C.2 Gauss-Newton Hessian-vector product computation
For the Gauss-Newton method, we consider the least-squares misfit and aim to compute the Gauss-Newton Hessian-vector product via the constrained minimization problem [36]. We consider a new objective function ΨGN,
$$ \begin{array}{@{}rcl@{}} \min\limits_{m} \mathit{\varPsi}^{GN}(u) \quad \text{subject to} \ \\ {\int}_{X} \Big(-\omega^{2} \rho u_{i} v_{i} + (\partial_{x_{j}} v_{i}) c_{ijkl} \partial_{x_{k}} u_{l}\Big) \mathrm{d} x \\ = {\int}_{\varSigma} g_{i} v_{i} \mathrm{d} x, \forall v \in H^{1}(X), \end{array} $$
in which
$$ \mathit{\varPsi}^{GN}(u) = {\int}_{\partial X} \chi_{\varSigma} R u_{i} R \widetilde{u_{1}}_{i} \mathrm{d} x . $$
With analogous derivation as the second-order adjoint state method, we introduce a Lagragian multiplier η and let \(\widetilde {\eta }\) to be the weak solution to the Gauss-Newton adjoint equation
$$ \begin{array}{@{}rcl@{}} P_{il} \eta_{l} &=& 0 , \end{array} $$
(26)
$$ \begin{array}{@{}rcl@{}} \nu_{j} (c_{ijkl} \partial_{x_{k}} \eta_{l})|_{\partial X} &= - \chi_{\varSigma} R \widetilde{u_{1}}_{i} . \end{array} $$
(27)
We have a new adjoint equation for Gauss-Newton Hessian-vector product, which means we need to solve one more equation to retrieve a Gauss-Newton Hessian-vector multiplication.

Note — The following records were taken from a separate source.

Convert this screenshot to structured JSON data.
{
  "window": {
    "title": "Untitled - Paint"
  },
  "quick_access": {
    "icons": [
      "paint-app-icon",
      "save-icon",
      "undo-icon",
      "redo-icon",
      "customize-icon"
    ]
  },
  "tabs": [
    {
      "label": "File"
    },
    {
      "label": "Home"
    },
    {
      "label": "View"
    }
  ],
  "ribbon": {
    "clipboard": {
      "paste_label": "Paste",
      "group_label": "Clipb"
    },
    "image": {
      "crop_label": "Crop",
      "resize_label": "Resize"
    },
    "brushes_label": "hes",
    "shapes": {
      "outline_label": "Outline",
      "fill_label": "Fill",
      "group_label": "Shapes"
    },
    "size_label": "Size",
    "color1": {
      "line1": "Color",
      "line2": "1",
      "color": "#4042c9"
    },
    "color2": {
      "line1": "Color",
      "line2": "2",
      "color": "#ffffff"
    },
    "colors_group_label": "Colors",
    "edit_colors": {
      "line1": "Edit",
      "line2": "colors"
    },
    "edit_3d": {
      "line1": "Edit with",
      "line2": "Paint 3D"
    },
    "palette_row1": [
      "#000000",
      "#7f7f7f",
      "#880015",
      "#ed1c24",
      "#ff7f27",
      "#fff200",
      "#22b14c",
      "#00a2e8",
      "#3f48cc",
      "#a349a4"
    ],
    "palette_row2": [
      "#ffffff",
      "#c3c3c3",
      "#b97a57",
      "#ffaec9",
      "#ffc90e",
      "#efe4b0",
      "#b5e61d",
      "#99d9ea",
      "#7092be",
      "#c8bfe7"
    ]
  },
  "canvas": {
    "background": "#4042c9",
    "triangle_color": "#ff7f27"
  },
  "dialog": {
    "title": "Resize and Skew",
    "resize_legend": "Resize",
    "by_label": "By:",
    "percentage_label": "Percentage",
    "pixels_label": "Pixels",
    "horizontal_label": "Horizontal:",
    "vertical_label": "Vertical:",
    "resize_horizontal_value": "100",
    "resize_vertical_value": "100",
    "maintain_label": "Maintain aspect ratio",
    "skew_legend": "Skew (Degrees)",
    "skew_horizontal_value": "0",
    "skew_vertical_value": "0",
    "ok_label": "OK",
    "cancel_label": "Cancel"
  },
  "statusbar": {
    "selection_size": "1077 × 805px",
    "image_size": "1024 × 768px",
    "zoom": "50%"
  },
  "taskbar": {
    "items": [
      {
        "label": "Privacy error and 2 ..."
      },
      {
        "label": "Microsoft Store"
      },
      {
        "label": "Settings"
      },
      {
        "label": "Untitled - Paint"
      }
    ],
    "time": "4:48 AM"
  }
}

Then, for any choice of the parameters, we have
$$ \begin{array}{@{}rcl@{}} H^{GN} \delta l (\cdot) &=& \sum\limits_{s} \left\{ \int - \omega^{2} \widetilde{u}^{s}_{i}\widetilde{\eta}^{s}_{i} \ \frac{\partial \rho}{\partial m} (\cdot) \mathrm{d} x\right.\\ &&\left. + \int (\partial_{x_{j}} \widetilde{u}^{s}_{i}) (\partial_{x_{k}} \widetilde{\eta}^{s}_{l})\ \frac{\partial c_{ijkl}}{\partial m} (\cdot) \mathrm{d} x \right\}, \end{array} $$
(28)
Note that δl is hidden in the Gauss-Newton adjoint wavefield \(\widetilde {\eta }\).